The materials and price points behind the polish
The Mingle Trapeze collection uses 18k gold and natural diamonds, a combination that keeps the work firmly in fine-jewelry territory. One standout is the Mingle Trapeze Duo 7 Diamond necklace in 18k yellow gold with 2.01 carats total weight of diamonds, priced at $24,800. Another is the Mingle Trapeze Arch Diamond Hanging earrings in 18k yellow gold with 1.51 carats total weight of diamonds, priced at $16,000.

The brand’s own listings widen the picture. The Mingle Trapeze Edge Diamond Bracelet is priced at $9,900, the Mingle Trapeze Edge Diamond Necklace at $15,900, the Mingle Trapeze 7 Diamond Earrings at $15,260, and the Mingle Trapeze 15 Diamond Necklace at $19,000. Those figures place the line in the upper tier of contemporary fine jewelry, where price is driven not only by carat weight but by gold content, design complexity, and the decision to use a rare shape as the visual engine.
How to layer a trapeze cut without making it feel precious or fussy
The easiest way to wear trapeze-cut diamonds is to let them interrupt something softer. In a necklace stack, that means placing the angular piece amid round, oval, or gently curved forms so the eye has a hard edge to land on. In a ring stack, the trapeze stone works best when it sits against slim bands or more restrained silhouettes, so the shape can stay readable instead of getting lost in a crowded hand.
A few styling rules make the cut feel modern rather than niche:
- Choose 18k yellow gold when you want the geometry to feel warm and wearable, not icy or severe.
- Keep companion stones simple so the trapeze remains the visual pause, not one more busy element in the stack.
- Use one trapeze piece per composition when possible, especially in ear stacks, so the angle reads as intentional.
- Let round and oval stones flank the trapeze cut rather than compete with it, which makes the contrast feel graphic and clean.
This is where the collection’s sculptural language becomes useful. Earrings like the Arch Diamond Hanging style bring movement to the jawline, while necklace pieces such as the Duo 7 Diamond design create a directional line at the collarbone. The result is less about matching and more about choreography: one angular stone can make the rest of the stack look sharpened and considered.
Why the shape feels contemporary now
Part of the appeal is that the trapeze cut has the right amount of rarity. It is uncommon enough to feel inside-the-know, yet familiar enough to be legible the moment it appears beside more common silhouettes such as pears, cushions, emeralds, and ovals. That balance is exactly what layered jewelry needs right now, because the strongest stacks usually rely on one piece that changes the pace without overpowering the rest.
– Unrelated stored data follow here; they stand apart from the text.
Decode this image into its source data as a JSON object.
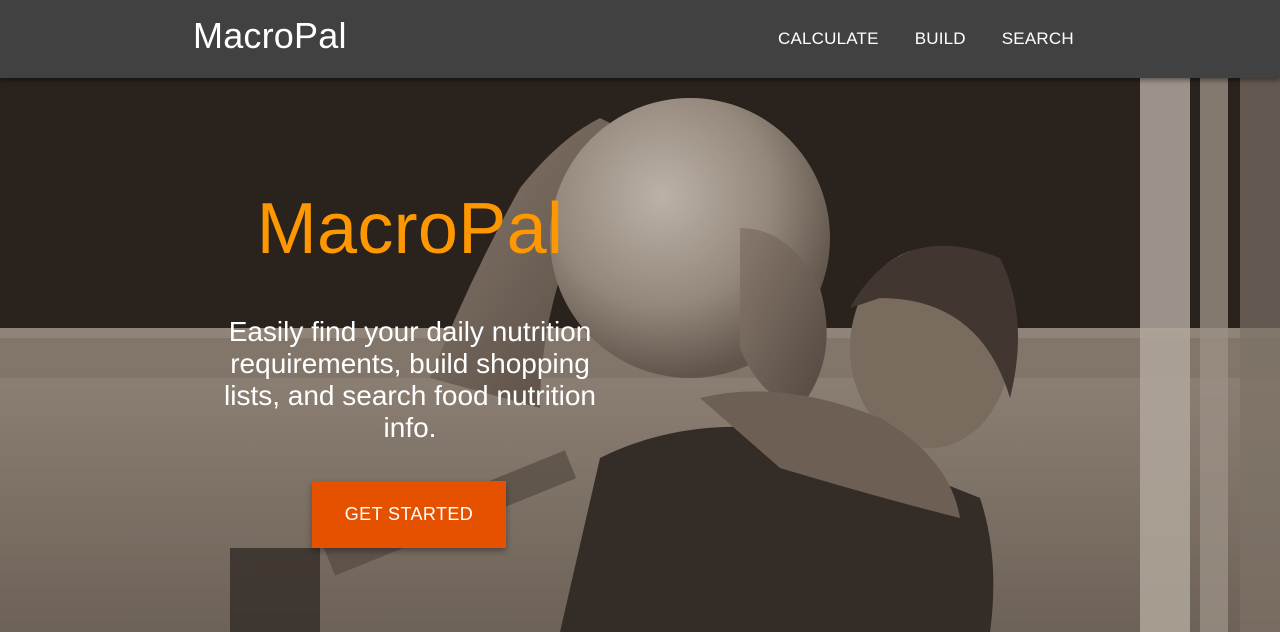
{
  "navbar": {
    "brand": "MacroPal",
    "links": [
      {
        "label": "CALCULATE"
      },
      {
        "label": "BUILD"
      },
      {
        "label": "SEARCH"
      }
    ]
  },
  "hero": {
    "title": "MacroPal",
    "subtitle": "Easily find your daily nutrition requirements, build shopping lists, and search food nutrition info.",
    "cta_label": "GET STARTED"
  },
  "colors": {
    "navbar_bg": "#414141",
    "title_accent": "#ff9800",
    "cta_bg": "#e65100"
  }
}
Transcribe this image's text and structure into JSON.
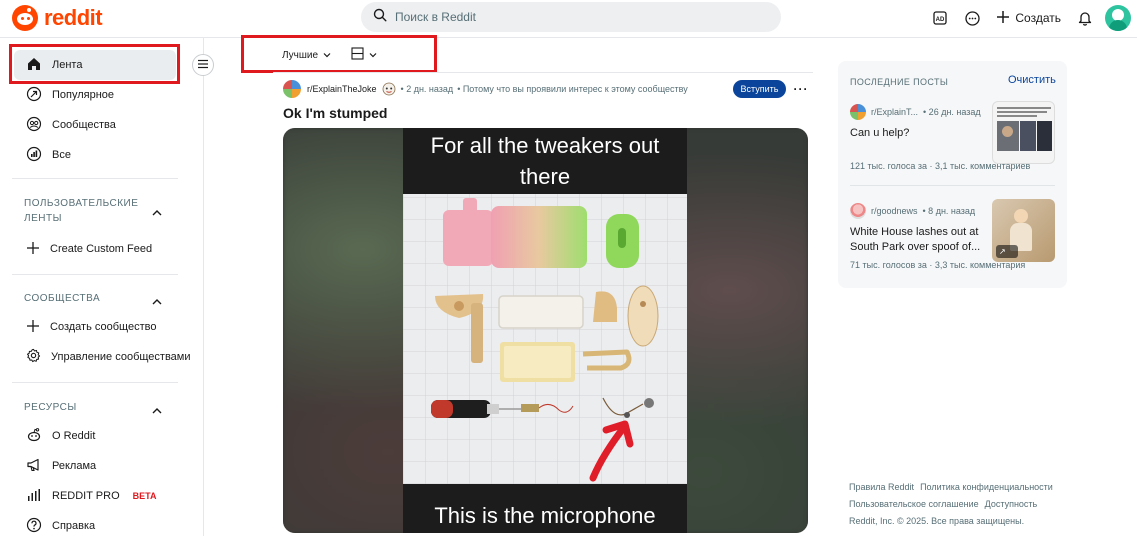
{
  "header": {
    "logo_text": "reddit",
    "search_placeholder": "Поиск в Reddit",
    "create_label": "Создать",
    "brand_color": "#ff4500"
  },
  "sidebar": {
    "main_items": [
      {
        "label": "Лента",
        "icon": "home-icon",
        "active": true
      },
      {
        "label": "Популярное",
        "icon": "popular-icon"
      },
      {
        "label": "Сообщества",
        "icon": "communities-icon"
      },
      {
        "label": "Все",
        "icon": "all-icon"
      }
    ],
    "custom_feeds": {
      "title": "ПОЛЬЗОВАТЕЛЬСКИЕ ЛЕНТЫ",
      "items": [
        {
          "label": "Create Custom Feed",
          "icon": "plus-icon"
        }
      ]
    },
    "communities": {
      "title": "СООБЩЕСТВА",
      "items": [
        {
          "label": "Создать сообщество",
          "icon": "plus-icon"
        },
        {
          "label": "Управление сообществами",
          "icon": "gear-icon"
        }
      ]
    },
    "resources": {
      "title": "РЕСУРСЫ",
      "items": [
        {
          "label": "О Reddit",
          "icon": "reddit-icon"
        },
        {
          "label": "Реклама",
          "icon": "megaphone-icon"
        },
        {
          "label": "REDDIT PRO",
          "icon": "bar-chart-icon",
          "badge": "BETA"
        },
        {
          "label": "Справка",
          "icon": "help-icon"
        }
      ]
    }
  },
  "feed": {
    "sort_label": "Лучшие",
    "post": {
      "subreddit": "r/ExplainTheJoke",
      "time": "• 2 дн. назад",
      "reason": "• Потому что вы проявили интерес к этому сообществу",
      "join_label": "Вступить",
      "title": "Ok I'm stumped",
      "caption_top": "For all the tweakers out there",
      "caption_bottom": "This is the microphone"
    }
  },
  "recent_posts": {
    "title": "ПОСЛЕДНИЕ ПОСТЫ",
    "clear_label": "Очистить",
    "items": [
      {
        "subreddit": "r/ExplainT...",
        "time": "• 26 дн. назад",
        "title": "Can u help?",
        "stats": "121 тыс. голоса за  ·  3,1 тыс. комментариев"
      },
      {
        "subreddit": "r/goodnews",
        "time": "• 8 дн. назад",
        "title": "White House lashes out at South Park over spoof of...",
        "stats": "71 тыс. голосов за  ·  3,3 тыс. комментария"
      }
    ]
  },
  "footer": {
    "links": [
      "Правила Reddit",
      "Политика конфиденциальности",
      "Пользовательское соглашение",
      "Доступность"
    ],
    "copyright": "Reddit, Inc. © 2025. Все права защищены."
  }
}
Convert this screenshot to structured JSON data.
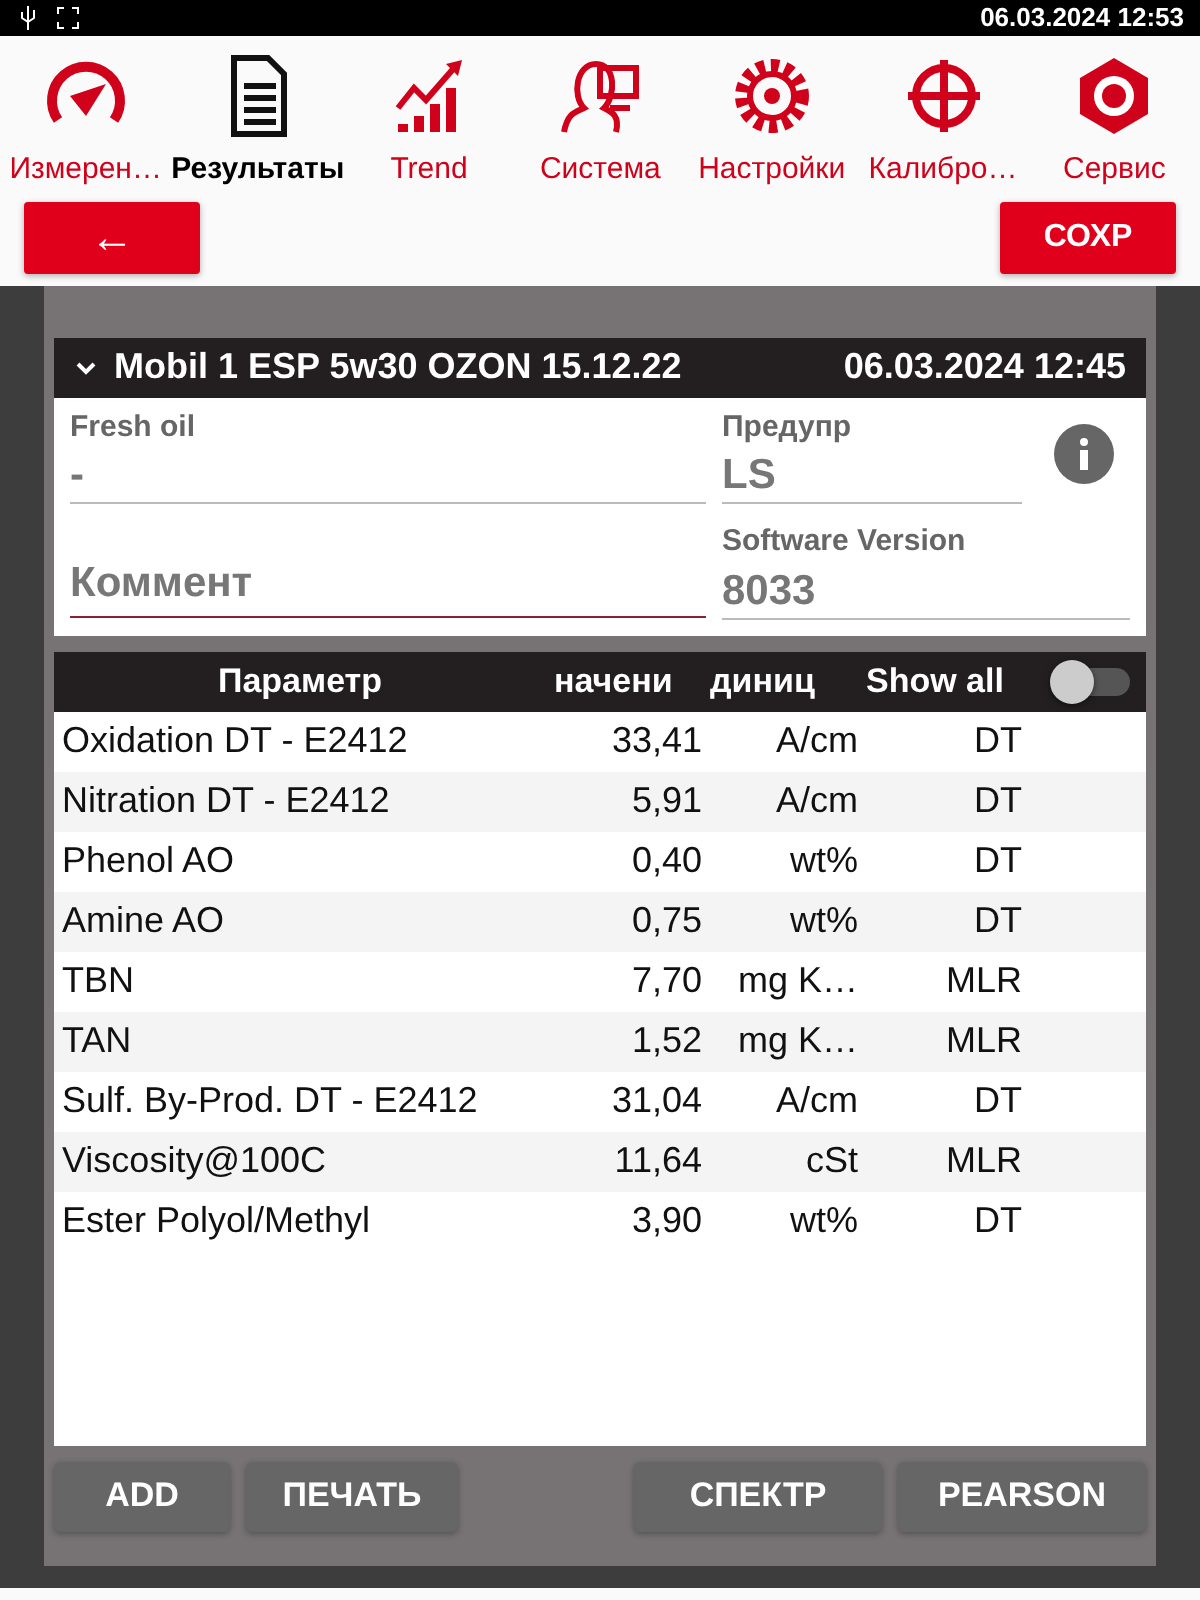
{
  "status_bar": {
    "datetime": "06.03.2024 12:53"
  },
  "nav": [
    {
      "label": "Измерен…",
      "selected": false
    },
    {
      "label": "Результаты",
      "selected": true
    },
    {
      "label": "Trend",
      "selected": false
    },
    {
      "label": "Система",
      "selected": false
    },
    {
      "label": "Настройки",
      "selected": false
    },
    {
      "label": "Калибро…",
      "selected": false
    },
    {
      "label": "Сервис",
      "selected": false
    }
  ],
  "actions": {
    "back": "←",
    "save": "СОХР"
  },
  "sample": {
    "title": "Mobil 1 ESP 5w30 OZON 15.12.22",
    "date": "06.03.2024 12:45",
    "expanded": true,
    "fields": [
      {
        "label": "Fresh oil",
        "value": "-"
      },
      {
        "label": "Предупр",
        "value": "LS"
      },
      {
        "label": "Software Version",
        "value": "8033"
      }
    ],
    "comment": {
      "placeholder": "Коммент"
    }
  },
  "table": {
    "columns": [
      "Параметр",
      "начени",
      "диниц"
    ],
    "show_all": {
      "label": "Show all",
      "on": false
    },
    "rows": [
      {
        "parameter": "Oxidation DT - E2412",
        "value": "33,41",
        "unit": "A/cm",
        "method": "DT"
      },
      {
        "parameter": "Nitration DT - E2412",
        "value": "5,91",
        "unit": "A/cm",
        "method": "DT"
      },
      {
        "parameter": "Phenol AO",
        "value": "0,40",
        "unit": "wt%",
        "method": "DT"
      },
      {
        "parameter": "Amine AO",
        "value": "0,75",
        "unit": "wt%",
        "method": "DT"
      },
      {
        "parameter": "TBN",
        "value": "7,70",
        "unit": "mg K…",
        "method": "MLR"
      },
      {
        "parameter": "TAN",
        "value": "1,52",
        "unit": "mg K…",
        "method": "MLR"
      },
      {
        "parameter": "Sulf. By-Prod. DT - E2412",
        "value": "31,04",
        "unit": "A/cm",
        "method": "DT"
      },
      {
        "parameter": "Viscosity@100C",
        "value": "11,64",
        "unit": "cSt",
        "method": "MLR"
      },
      {
        "parameter": "Ester Polyol/Methyl",
        "value": "3,90",
        "unit": "wt%",
        "method": "DT"
      }
    ]
  },
  "bottom_buttons": [
    "ADD",
    "ПЕЧАТЬ",
    "СПЕКТР",
    "PEARSON"
  ]
}
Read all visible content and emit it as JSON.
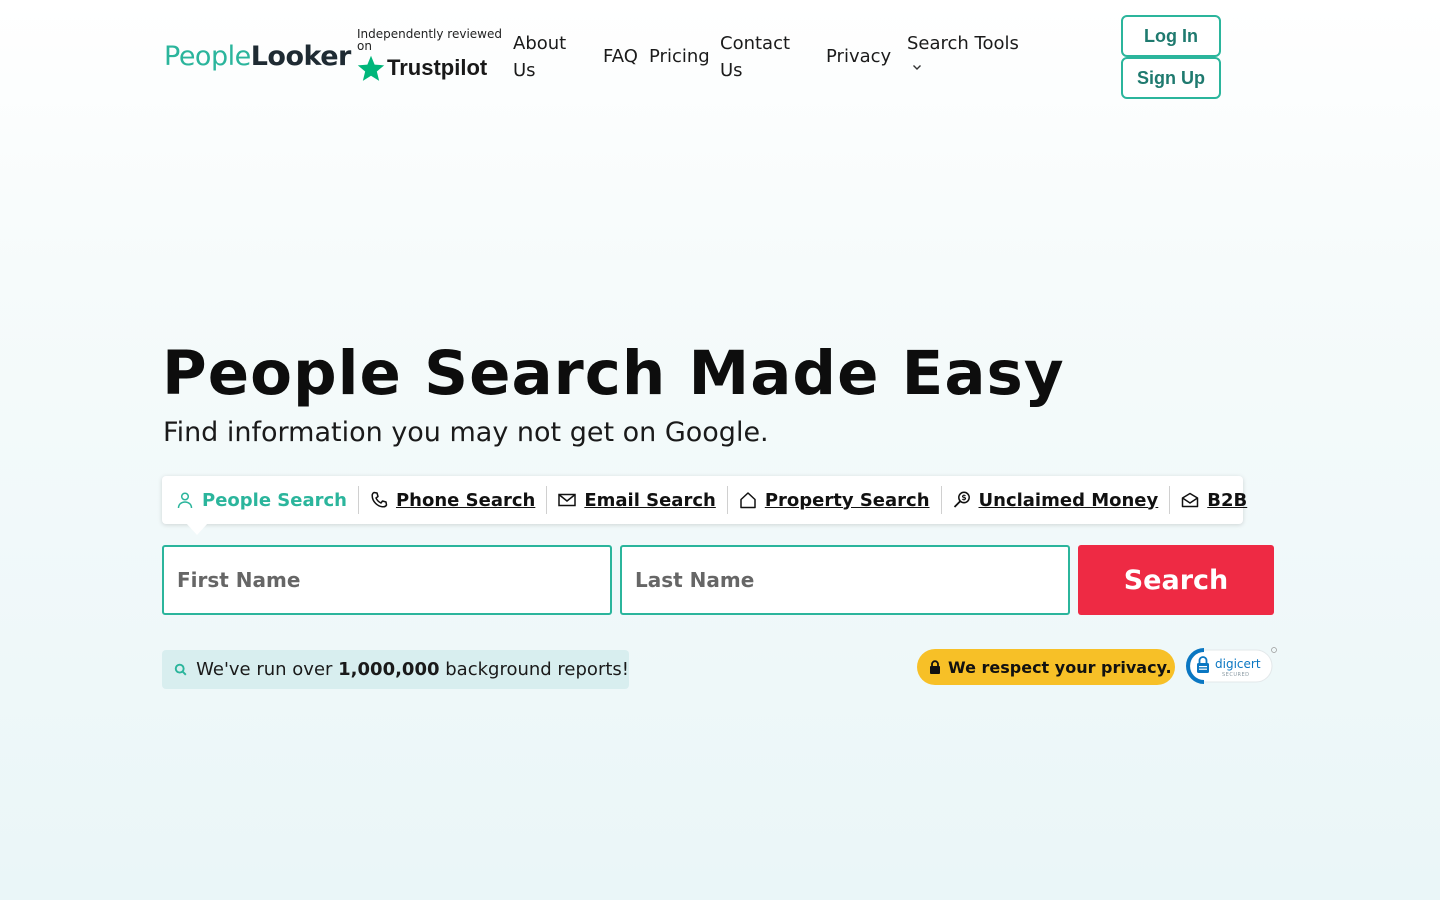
{
  "header": {
    "logo": {
      "part1": "People",
      "part2": "Looker"
    },
    "trustpilot": {
      "reviewed_text": "Independently reviewed on",
      "brand": "Trustpilot"
    },
    "nav": {
      "about": "About Us",
      "faq": "FAQ",
      "pricing": "Pricing",
      "contact": "Contact Us",
      "privacy": "Privacy",
      "search_tools": "Search Tools"
    },
    "login": "Log In",
    "signup": "Sign Up"
  },
  "hero": {
    "title": "People Search Made Easy",
    "subtitle": "Find information you may not get on Google."
  },
  "tabs": [
    {
      "label": "People Search",
      "icon": "person-icon",
      "active": true
    },
    {
      "label": "Phone Search",
      "icon": "phone-icon",
      "active": false
    },
    {
      "label": "Email Search",
      "icon": "envelope-icon",
      "active": false
    },
    {
      "label": "Property Search",
      "icon": "house-icon",
      "active": false
    },
    {
      "label": "Unclaimed Money",
      "icon": "money-search-icon",
      "active": false
    },
    {
      "label": "B2B",
      "icon": "open-envelope-icon",
      "active": false
    }
  ],
  "form": {
    "first_name_placeholder": "First Name",
    "last_name_placeholder": "Last Name",
    "search_button": "Search"
  },
  "stats": {
    "prefix": "We've run over ",
    "count": "1,000,000",
    "suffix": " background reports!"
  },
  "privacy_badge": "We respect your privacy.",
  "digicert": {
    "brand": "digicert",
    "secured": "SECURED"
  },
  "colors": {
    "brand_teal": "#2bb59c",
    "search_red": "#ee2a44",
    "privacy_yellow": "#f7c027",
    "trustpilot_green": "#00b67a",
    "digicert_blue": "#0a77c2"
  }
}
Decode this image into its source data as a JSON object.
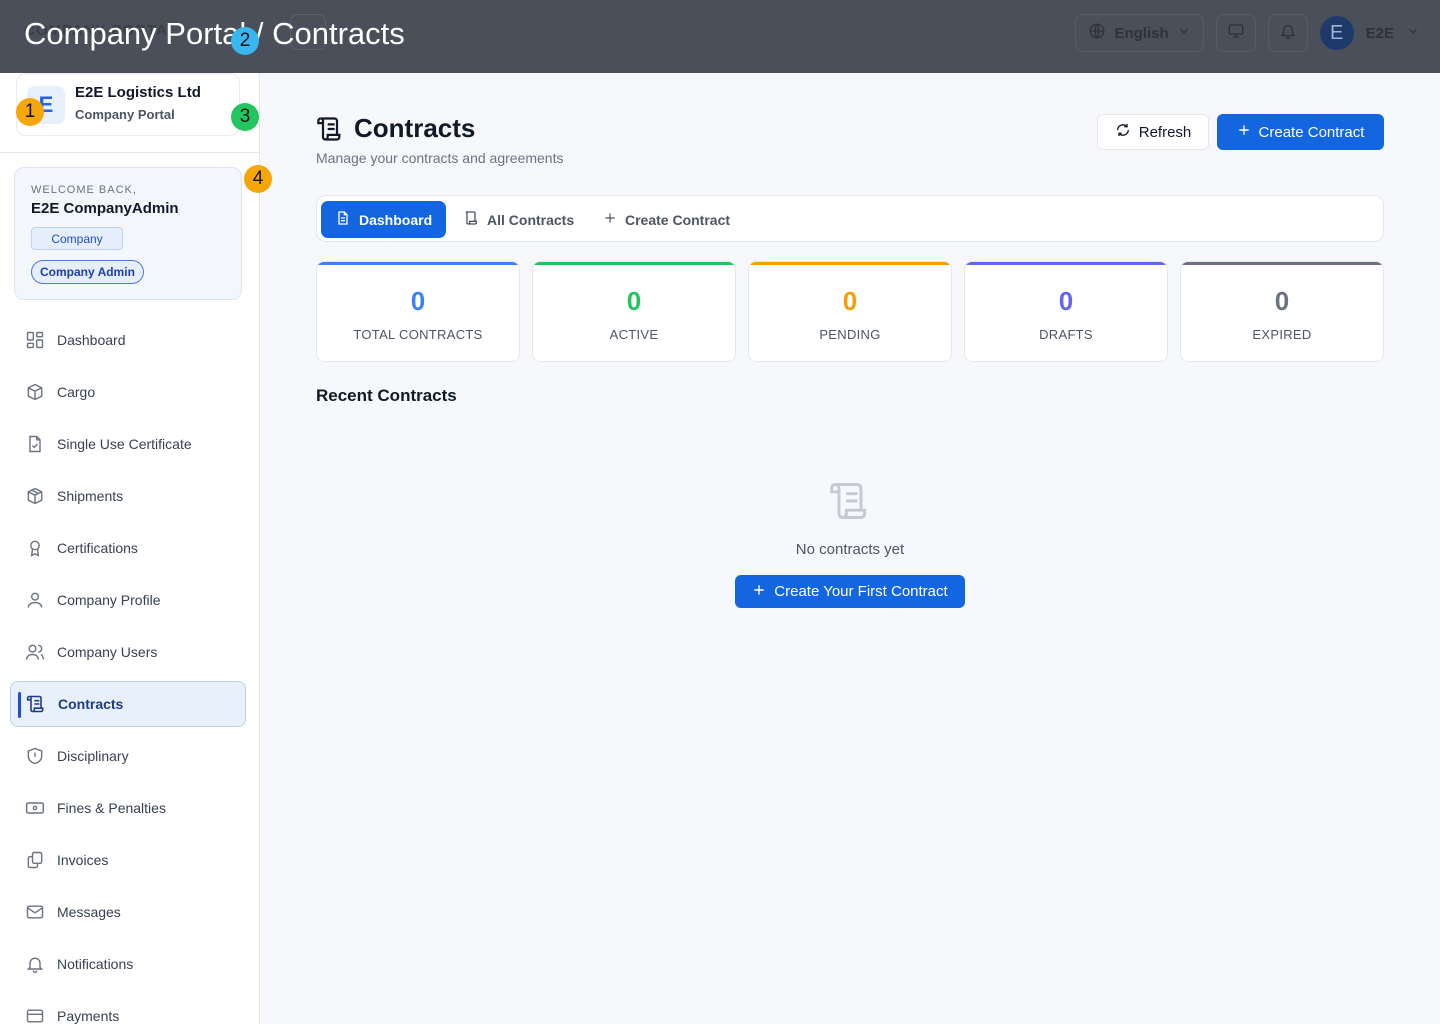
{
  "header": {
    "ghost_text": "COMPANY PORTAL",
    "overlay_title": "Company Portal / Contracts",
    "language": "English",
    "avatar_letter": "E",
    "user_short": "E2E"
  },
  "sidebar": {
    "brand_logo": "E",
    "brand_name": "E2E Logistics Ltd",
    "brand_sub": "Company Portal",
    "welcome_label": "WELCOME BACK,",
    "welcome_name": "E2E CompanyAdmin",
    "role_tag": "Company",
    "role_badge": "Company Admin",
    "items": [
      {
        "label": "Dashboard",
        "icon": "grid-icon"
      },
      {
        "label": "Cargo",
        "icon": "package-icon"
      },
      {
        "label": "Single Use Certificate",
        "icon": "file-check-icon"
      },
      {
        "label": "Shipments",
        "icon": "box-icon"
      },
      {
        "label": "Certifications",
        "icon": "award-icon"
      },
      {
        "label": "Company Profile",
        "icon": "user-icon"
      },
      {
        "label": "Company Users",
        "icon": "users-icon"
      },
      {
        "label": "Contracts",
        "icon": "scroll-icon",
        "active": true
      },
      {
        "label": "Disciplinary",
        "icon": "shield-icon"
      },
      {
        "label": "Fines & Penalties",
        "icon": "banknote-icon"
      },
      {
        "label": "Invoices",
        "icon": "copy-icon"
      },
      {
        "label": "Messages",
        "icon": "mail-icon"
      },
      {
        "label": "Notifications",
        "icon": "bell-icon"
      },
      {
        "label": "Payments",
        "icon": "card-icon"
      }
    ]
  },
  "main": {
    "title": "Contracts",
    "subtitle": "Manage your contracts and agreements",
    "refresh_label": "Refresh",
    "create_label": "Create Contract",
    "tabs": [
      {
        "label": "Dashboard",
        "active": true
      },
      {
        "label": "All Contracts"
      },
      {
        "label": "Create Contract"
      }
    ],
    "stats": [
      {
        "value": "0",
        "label": "TOTAL CONTRACTS",
        "color": "#3b82f6"
      },
      {
        "value": "0",
        "label": "ACTIVE",
        "color": "#22c55e"
      },
      {
        "value": "0",
        "label": "PENDING",
        "color": "#f59e0b"
      },
      {
        "value": "0",
        "label": "DRAFTS",
        "color": "#6366f1"
      },
      {
        "value": "0",
        "label": "EXPIRED",
        "color": "#6b7280"
      }
    ],
    "recent_title": "Recent Contracts",
    "empty_text": "No contracts yet",
    "empty_cta": "Create Your First Contract"
  },
  "markers": [
    {
      "n": "1",
      "color": "#f5a70a"
    },
    {
      "n": "2",
      "color": "#38b6f0"
    },
    {
      "n": "3",
      "color": "#22c55e"
    },
    {
      "n": "4",
      "color": "#f5a70a"
    }
  ]
}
JCK’s broader Las Vegas Jewelry Week coverage showed that unconventional diamond shapes were one of the season’s clearest signals, especially when designers treated side-stone profiles as the main event. Kavant & Sharart’s trapeze pieces make that shift concrete: a shape once meant to support another stone is now carrying the composition, and that change gives necklaces, rings, and earrings a sharper, more directional finish.
This article was produced by Prism’s automated news system from verified source data, official records, and press releases, then run through automated quality and moderation checks before publishing. The system is built and supervised by the people who set the standards it runs under. Read our full AI policy.